WMBG
- Williamsburg, Virginia; United States;
- Broadcast area: Virginia Peninsula
- Frequency: 740 kHz
- Branding: WMBG AM-740

Programming
- Format: Adult standards; oldies; classic hits;
- Affiliations: Westwood One (America's Best Music); ABC News Radio;

Ownership
- Owner: Gregory H. Granger; (Williamsburg's Radio Station, Inc.);

History
- First air date: November 14, 1959
- Former call signs: WBCI (1959–1971); WMBG (1971–1980); WBCI (1980–1981); WMBG (1981–1985); WQSF (1985–1986);
- Call sign meaning: Williamsburg

Technical information
- Licensing authority: FCC
- Facility ID: 25021
- Class: D
- Power: 500 watts daytime; 7 watts nighttime;
- Transmitter coordinates: 37°16′54.5″N 76°47′47.9″W﻿ / ﻿37.281806°N 76.796639°W
- Translators: 93.5 W228DX (Williamsburg); 97.7 W249CT (Williamsburg);

Links
- Public license information: Public file; LMS;
- Webcast: Listen live
- Website: www.wmbgradio.com

= WMBG =

WMBG (740 kHz) is a commercial AM radio station licensed in Williamsburg, Virginia, serving the Virginia Peninsula. WMBG is owned and operated by Gregory H. Granger. It airs local news and talk, as well as a mix of adult standards, oldies, and classic hits formats.

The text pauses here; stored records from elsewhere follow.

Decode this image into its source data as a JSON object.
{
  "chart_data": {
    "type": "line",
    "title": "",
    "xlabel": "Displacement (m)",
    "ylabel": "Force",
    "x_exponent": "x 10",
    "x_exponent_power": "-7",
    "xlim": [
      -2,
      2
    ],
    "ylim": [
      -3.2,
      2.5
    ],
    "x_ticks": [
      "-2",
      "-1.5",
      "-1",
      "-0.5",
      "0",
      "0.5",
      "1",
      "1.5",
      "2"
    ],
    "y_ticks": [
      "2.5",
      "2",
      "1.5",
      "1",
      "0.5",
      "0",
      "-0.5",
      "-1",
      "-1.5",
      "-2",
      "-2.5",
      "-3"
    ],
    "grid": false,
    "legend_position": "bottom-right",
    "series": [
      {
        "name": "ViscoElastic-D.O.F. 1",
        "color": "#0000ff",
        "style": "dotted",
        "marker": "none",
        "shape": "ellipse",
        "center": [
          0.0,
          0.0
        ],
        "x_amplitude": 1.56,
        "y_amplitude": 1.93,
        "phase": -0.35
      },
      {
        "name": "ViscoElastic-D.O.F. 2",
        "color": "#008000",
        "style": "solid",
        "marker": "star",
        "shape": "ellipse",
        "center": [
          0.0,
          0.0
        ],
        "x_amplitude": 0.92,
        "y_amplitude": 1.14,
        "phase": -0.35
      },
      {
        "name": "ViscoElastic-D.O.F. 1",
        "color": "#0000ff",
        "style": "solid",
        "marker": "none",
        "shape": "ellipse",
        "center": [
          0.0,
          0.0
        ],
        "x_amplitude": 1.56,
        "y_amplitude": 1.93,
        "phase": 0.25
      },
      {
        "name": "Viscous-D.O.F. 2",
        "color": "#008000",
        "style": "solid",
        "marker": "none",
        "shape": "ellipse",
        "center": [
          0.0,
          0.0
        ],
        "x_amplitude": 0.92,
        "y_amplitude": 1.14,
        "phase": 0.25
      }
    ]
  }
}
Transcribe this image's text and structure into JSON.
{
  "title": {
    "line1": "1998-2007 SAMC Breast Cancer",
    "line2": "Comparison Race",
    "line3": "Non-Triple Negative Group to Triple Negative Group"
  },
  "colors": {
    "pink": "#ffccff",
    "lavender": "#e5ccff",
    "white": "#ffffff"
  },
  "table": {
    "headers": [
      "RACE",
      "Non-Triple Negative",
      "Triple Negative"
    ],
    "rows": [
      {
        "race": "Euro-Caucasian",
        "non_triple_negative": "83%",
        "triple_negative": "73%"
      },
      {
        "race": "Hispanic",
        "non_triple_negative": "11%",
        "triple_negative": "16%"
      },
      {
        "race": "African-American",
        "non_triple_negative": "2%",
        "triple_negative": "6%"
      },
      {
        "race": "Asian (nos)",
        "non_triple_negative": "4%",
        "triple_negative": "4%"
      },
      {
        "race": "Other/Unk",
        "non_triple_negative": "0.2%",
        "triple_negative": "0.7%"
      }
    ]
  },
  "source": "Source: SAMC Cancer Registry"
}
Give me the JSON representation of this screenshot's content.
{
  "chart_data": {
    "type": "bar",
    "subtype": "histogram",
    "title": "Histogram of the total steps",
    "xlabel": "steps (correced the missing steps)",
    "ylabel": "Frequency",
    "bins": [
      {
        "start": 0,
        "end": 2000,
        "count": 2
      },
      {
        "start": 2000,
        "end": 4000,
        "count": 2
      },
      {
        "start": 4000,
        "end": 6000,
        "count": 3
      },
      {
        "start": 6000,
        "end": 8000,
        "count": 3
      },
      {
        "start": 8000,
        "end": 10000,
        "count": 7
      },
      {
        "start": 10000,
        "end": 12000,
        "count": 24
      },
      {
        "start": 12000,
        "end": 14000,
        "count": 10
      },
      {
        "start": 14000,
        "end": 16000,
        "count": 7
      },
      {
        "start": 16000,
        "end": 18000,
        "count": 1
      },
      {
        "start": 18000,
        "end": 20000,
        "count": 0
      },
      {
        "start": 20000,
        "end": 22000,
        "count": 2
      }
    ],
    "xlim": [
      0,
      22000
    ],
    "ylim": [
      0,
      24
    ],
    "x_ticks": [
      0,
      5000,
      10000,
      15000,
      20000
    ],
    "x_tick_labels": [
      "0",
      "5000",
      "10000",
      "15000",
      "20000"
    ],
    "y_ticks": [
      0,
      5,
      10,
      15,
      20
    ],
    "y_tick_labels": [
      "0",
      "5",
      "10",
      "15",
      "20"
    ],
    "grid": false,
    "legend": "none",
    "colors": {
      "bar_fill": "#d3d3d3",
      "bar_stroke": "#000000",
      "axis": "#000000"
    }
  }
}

The station operates with 500 watts omnidirectional by day. Because 740 is a clear-channel frequency reserved for Class A station CFZM in Toronto, WMBG must reduce power to 7 watts at night to avoid interference.

WMBG programming is simulcast full time on an FM translator station, W228DX, 93.5 MHz.

==History==
On November 14, 1959, the station first signed on as WBCI. The station was owned by the Williamsburg Broadcasting Company.